Some say cash is king. And today, many are saying it loudly.
According to The Wall Street Journal, 64,000 companies bit the dust and filed for bankruptcy in 2008. And, terrifyingly still, credit markets are bracing for significant increases in corporate default rates in 2009.
For those companies that survived this first wave, the really bad news is that debt will still require repayment, employees will still want their paychecks, and electricity bills will still fall on their doorstep every month. Companies need cash -- and the ones holding a lot of greenbacks should do quite well.
I've found seven companies that have tons of cash, but it doesn't really matter. Let me explain why.
Cash helps, no doubt
We can all agree that a good amount of cash on the balance sheet is an excellent defense for a company facing complete, financial destruction. If General Electric (NYSE: GE) didn't have plenty of cash on hand, it would be in a heck of a pickle right now; the same is true of Wells Fargo (NYSE: WFC). Let's not forget that Bear Stearns went under not because of insolvency, but because it had no liquidity.
But there's a bigger problem.
You may be looking at the cash line on a company's balance sheet with the belief that companies with lots of cash will be the companies that can avoid bankruptcy, and therefore be properly positioned to succeed in the future. You might be tempted to buy shares of these companies.
Not so fast.
I agree -- to some extent. These companies probably won't go bankrupt (in the near term, at least), but it has nothing to do with how well the company can or will do in the future. That train of thought will steer investors into a classic mistake.
Show me the money!
I've selected seven companies with market caps larger than $500 million and cash in excess of 20% of that market cap (which is a lot of cash!) to illustrate a simple point:
Company | Market Capitalization (billions) | Cash and Cash Equivalents (billions) |
---|---|---|
Apple (Nasdaq: AAPL) | $122 | $25 |
Siemens (NYSE: SI) | $55 | $16 |
Electronic Arts (Nasdaq: ERTS) | $6.5 | $2.5 |
Sprint Nextel (NYSE: S) | $13.3 | $4.5 |
Sun Mircrosystems (Nasdaq: JAVA) | $6.9 | $2.7 |
Source: Capital IQ, a division of Standard & Poor's.
These are relatively some of the "richest" companies in the world. But that fact alone doesn't have any bearing on whether they make for good investments.
Market beaters? Maybe.
These companies could be burning through cash faster than a teenager with your gold card -- or they could be tossing lots of money into that expensive new pet project that may or may not work.
You just don't know with these figures alone. The financial picture remains incomplete.
A tale of two opposites
Take Apple and Sprint Nextel, for example. Both have lots of cash. But Apple has more than $24 billion in cash, no debt, hauled in $9.1 billion in free cash flow in the past 12 months, and pushes returns on invested capital at rates in the ballpark of 20%.

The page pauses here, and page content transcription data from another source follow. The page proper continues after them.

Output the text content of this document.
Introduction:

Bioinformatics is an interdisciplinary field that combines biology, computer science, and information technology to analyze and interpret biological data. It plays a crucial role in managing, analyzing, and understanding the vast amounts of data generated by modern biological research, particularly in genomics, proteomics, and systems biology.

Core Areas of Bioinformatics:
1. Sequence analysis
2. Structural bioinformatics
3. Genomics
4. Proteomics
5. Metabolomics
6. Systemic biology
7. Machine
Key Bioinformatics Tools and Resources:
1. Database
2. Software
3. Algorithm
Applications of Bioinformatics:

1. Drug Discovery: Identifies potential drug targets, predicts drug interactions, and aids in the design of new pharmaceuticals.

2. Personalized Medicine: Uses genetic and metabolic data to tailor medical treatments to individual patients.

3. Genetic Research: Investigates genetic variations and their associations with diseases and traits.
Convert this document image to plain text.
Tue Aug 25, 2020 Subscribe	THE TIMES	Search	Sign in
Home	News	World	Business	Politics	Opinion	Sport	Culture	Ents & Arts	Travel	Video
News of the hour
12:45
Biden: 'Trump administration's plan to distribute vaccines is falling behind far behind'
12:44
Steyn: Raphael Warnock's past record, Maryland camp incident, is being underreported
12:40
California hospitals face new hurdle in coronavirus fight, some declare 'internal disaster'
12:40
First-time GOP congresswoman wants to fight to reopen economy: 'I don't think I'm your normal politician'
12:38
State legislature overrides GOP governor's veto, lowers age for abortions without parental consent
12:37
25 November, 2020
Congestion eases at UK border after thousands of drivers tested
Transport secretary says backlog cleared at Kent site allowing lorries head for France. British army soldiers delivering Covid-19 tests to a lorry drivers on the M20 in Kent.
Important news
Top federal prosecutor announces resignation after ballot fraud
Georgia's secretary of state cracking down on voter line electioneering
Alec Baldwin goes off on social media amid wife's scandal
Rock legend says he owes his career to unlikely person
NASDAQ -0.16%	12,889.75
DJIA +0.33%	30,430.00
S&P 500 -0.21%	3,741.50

Sprint, on the other hand, has $4.5 billion in cash, carries a whopping $22 billion in debt, fails to deliver nearly as much cash flow per revenue dollar, and fails to push positive return rates on invested capital. Most of what cash is made just goes back to debt holders.
Suffice it to say that these are two different companies in two remarkably different places.
I'm not saying that Apple is a much better investment than Sprint (OK, it is); I'm simply trying to illustrate why looking at cash figures can be misleading.
Cash is just one piece of the puzzle
Instead of simply highlighting companies with huge bank vaults, ask yourself whether a given company will be adding to that stockpile in the future or taking away from it. And most important, identify just what the company intends to do with that cash.
Companies sporting generous coffers can't guarantee that their products are going to sell in the future or that their industries are sustainable for the long term.
Cash is necessary -- necessary to avoid bankruptcy in the short term and to operate properly in the medium term. In fact, we Fools like our stocks to support healthy cash cushions in the (likely) event of an emergency. But cash can only get you so far. Companies still need to have a plan -- a good plan -- for that cash.
The truth is stranger than fiction
There is another wrinkle you should know about cash and the people who hold it. According to research confirmed by several different sources, the best managers of cash tend to be, ironically, the same companies that regularly redistribute it back to shareholders in the form of dividends.
As the master of your own money, you can probably appreciate how a dividend-paying company with limited resources must be more disciplined with its spending, because it knows it'll have to pony up a dividend to shareholders on a regular basis. Over the long run, these institutions generally become better stewards of capital.
The difference isn't marginal, either. Research has shown that from 1972 to 2006, S&P 500 dividend-paying stocks actually performed significantly better than their non-paying peers -- by a sizable margin of six percentage points per year! That outperformance can be at least partly explained by the burden (a blessing for shareholders) of having to pay a dividend regularly.